Comment financer le vert quand les comptes sont dans le rouge ? Les dettes africaines ne sont pas uniquement un frein pour le développement économique, elles empêchent également les États de financer la lutte contre le changement climatique. Bien que responsable de seulement 3,9 % des émissions mondiales de C02, l’Afrique doit mobiliser 2 800 milliards de dollars entre 2020 et 2030, selon les estimations 2022 du groupe de recherche indépendant Climate Policy Initiative, sur la base des projections de 51 pays africains. Un coût nécessaire à la mise en œuvre de leur plan d’action afin de réduire les émissions de gaz à effet de serre et s’adapter aux conséquences de la crise écologique. En mars de cette année, seulement 300 millions de dollars avaient été mobilisés à ce titre, note l’Agence française de développement (AFD).
Ainsi, deux crises s’entrechoquent. Car si la planète suffoque, les comptes africains aussi étouffent: les conséquences économiques de la crise du Covid-19 et de la guerre en Ukraine ont durablement affecté les capacités de remboursement du continent. De nombreux eurobonds souscrits avant les crises successives arrivent à maturité. Dans le même temps, les taux d’intérêts ont explosé, ce qui empêche la plupart des pays africains de souscrire de nouveaux emprunts: la pirogue fuit, et les planches pour reboucher les trous sont devenus trop chères.
La Côte d’Ivoire fait partie des rares pays à garder la tête hors de l’eau, regagnant des marchés en ce début d’année.
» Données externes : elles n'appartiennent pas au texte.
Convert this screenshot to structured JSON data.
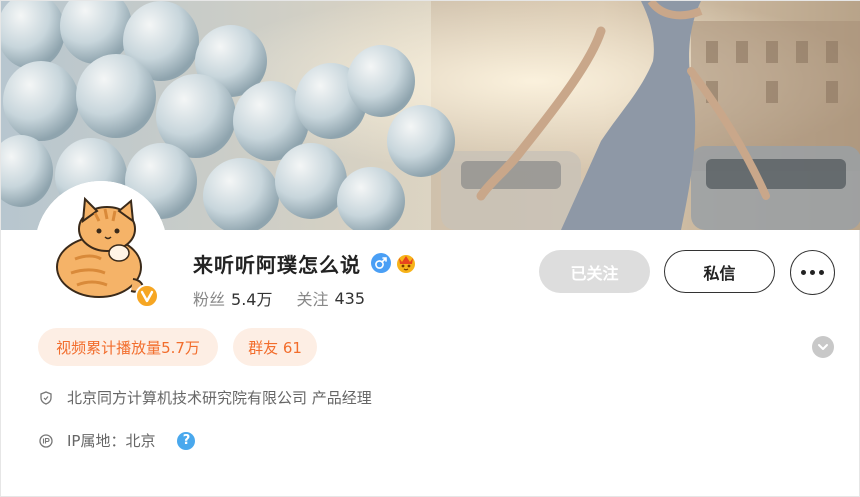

De quoi libérer la voie vers l’action climatique ? Le 5 juillet dernier, le pays organisait une table ronde aux côtés du FMI et de la Banque mondiale, concernant ses besoins en investissements verts. Et la somme requise est colossale: 22 milliards de dollars, soit 30 % du PIB ivoirien en 2022.
Les financements nécessaires à l’action climatique
Financements requis dans le cadre des engagements climatiques prévus par l’accord de Paris, appelées contributions déterminées au niveau national (CDN).
En milliards de $
L’insoutenable poids de la dette
Au total, la dette extérieure de l’Afrique s’élevait à 1 152 milliards de dollars en 2023. Rien qu’en 2024, le continent paiera 163 milliards de dollars au titre du service de la dette contre 61 milliards de dollars en 2010 selon le dernier rapport de la Banque africaine de développement (BAD). Or, pour sortir de l’impasse, chaque pays débiteur fait face à sa propre répartition de créditeurs publics et privés extérieurs: créanciers chinois, détenteurs d’obligations, mais aussi banques multilatérales de développement ou membres du Club de Paris se partagent le gâteau. Certaines dettes pèsent plus lourd que d’autres dans la balance: le Sénégal et la Côte d’Ivoire présentent des dettes publiques extérieures supérieures à 30 % de leur PIB, sans compter leurs dettes intérieures.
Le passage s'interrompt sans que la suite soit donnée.